Казалось, здесь все соответствовало моим требованиям — и удаленность от нашего города, и уединенность. Городишко был крошечный, так что рассчитывать на солидный заработок не приходилось, но зато вокруг было множество фермерских хозяйств, и я был уверен, что с их учетом мои доходы удвоятся и даже утроятся против прежних.
Решившись на покупку, я пришел к Генри Клею Уильямсу, чтобы оформить бумаги.
Нужно заметить, что тогда Хэнк еще не был окружным прокурором. Прошло всего несколько лет, как он окончил школу. Но уже тогда о нем можно было говорить как о человеке знающем и проницательном. Он сразу сумел расположить меня к себе, отнесся ко мне с полным пониманием, и я не мог не ответить ему тем же. Он дал понять, что знает, как правильно повести мои дела, и обещал мне свою помощь.
Я многим обязан Хэнку. Больше чем кому бы то ни было. Он очень умело дал мне необходимые советы, причем сначала ограничился намеками, но, составив представление о моих обстоятельствах, во время нашей следующей встречи стал говорить более откровенно.
Не нужно думать, что он сует свой нос в мои дела из любопытства. Он объяснил, что далек от стремления выяснять, какие у человека политические и религиозные взгляды или какой у него цвет кожи. Но вокруг полно тех, кто настроен иначе.

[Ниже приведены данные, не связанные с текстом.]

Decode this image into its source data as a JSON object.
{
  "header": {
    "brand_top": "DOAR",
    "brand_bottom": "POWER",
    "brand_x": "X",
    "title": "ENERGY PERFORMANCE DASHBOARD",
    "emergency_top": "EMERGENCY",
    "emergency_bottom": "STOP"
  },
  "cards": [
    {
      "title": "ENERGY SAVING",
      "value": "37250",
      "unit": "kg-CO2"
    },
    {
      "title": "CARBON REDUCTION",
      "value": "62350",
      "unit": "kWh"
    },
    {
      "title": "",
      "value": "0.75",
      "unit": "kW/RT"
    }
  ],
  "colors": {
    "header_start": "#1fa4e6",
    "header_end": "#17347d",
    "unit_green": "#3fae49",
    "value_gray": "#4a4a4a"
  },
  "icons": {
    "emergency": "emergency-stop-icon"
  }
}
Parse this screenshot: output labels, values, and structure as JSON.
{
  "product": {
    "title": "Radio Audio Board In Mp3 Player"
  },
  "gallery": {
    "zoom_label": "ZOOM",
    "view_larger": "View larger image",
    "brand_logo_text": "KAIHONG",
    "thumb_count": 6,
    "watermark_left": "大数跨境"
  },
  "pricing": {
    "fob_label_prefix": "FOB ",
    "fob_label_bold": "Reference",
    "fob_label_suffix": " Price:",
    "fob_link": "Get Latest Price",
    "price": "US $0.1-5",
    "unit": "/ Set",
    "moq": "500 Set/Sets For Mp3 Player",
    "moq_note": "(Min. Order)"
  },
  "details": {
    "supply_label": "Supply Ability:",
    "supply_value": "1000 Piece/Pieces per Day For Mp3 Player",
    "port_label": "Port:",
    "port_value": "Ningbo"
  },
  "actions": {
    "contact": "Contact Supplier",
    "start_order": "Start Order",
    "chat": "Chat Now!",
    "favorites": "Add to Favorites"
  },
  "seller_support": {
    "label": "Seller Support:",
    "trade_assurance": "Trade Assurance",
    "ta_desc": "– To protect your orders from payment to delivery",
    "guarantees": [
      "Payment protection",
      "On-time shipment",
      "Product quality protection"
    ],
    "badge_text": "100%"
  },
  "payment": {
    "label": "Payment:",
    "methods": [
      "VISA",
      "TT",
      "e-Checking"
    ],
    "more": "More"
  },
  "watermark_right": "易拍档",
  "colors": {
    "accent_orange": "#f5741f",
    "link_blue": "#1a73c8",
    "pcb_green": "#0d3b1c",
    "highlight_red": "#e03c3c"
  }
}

Люди с предрассудками, часто бессмысленными и позорными, имеют на них такое же право, как и мы — на свои убеждения. К тому же, похоже, что своей столицей такие люди выбрали именно Мэндуок. Иногда Хэнк бывал весьма язвительным.
Я посмеялся. Сказал, что эти люди не вызывают у меня ничего, кроме сочувствия.
— Как вести себя в этой ситуации? Что делать, если человек хочет устроить свою жизнь и собирается обосноваться в подобном месте?
— Вряд ли возможно их изменить. Разве что в результате постепенного развития, воспитания, но это вопрос времени. Не нужно только лезть на рожон. Теперь слушайте. Кое-кто из людей, которых я считаю своими близкими друзьями, не пользуются большой популярностью. Они мои друзья, Джим. Человек не должен отворачиваться от друзей. Это было бы нечестно по отношению к ним. Но ведь он не должен отделяться от общества...
— Согласен. Это тяжело, но...
— Это просто безобразие. Абсолютное безобразие, Джим. У меня частенько кровь кипит, когда я вижу, что творится в этом городе. Я не хочу сказать, что все они плохие люди. Во многих отношениях они — соль земли. Просто они страдают узостью мышления и не хотят его расширить. И если тебе вздумается взбрыкнуть, дать им малейший повод, чтобы запустить в тебя когти, — а им, черт возьми, на самом деле и не нужен никакой повод, — они разорвут тебя на куски. Я уже видел такое. Здесь, в городе, есть один человек, он подрядчик, его зовут Пит Павлов...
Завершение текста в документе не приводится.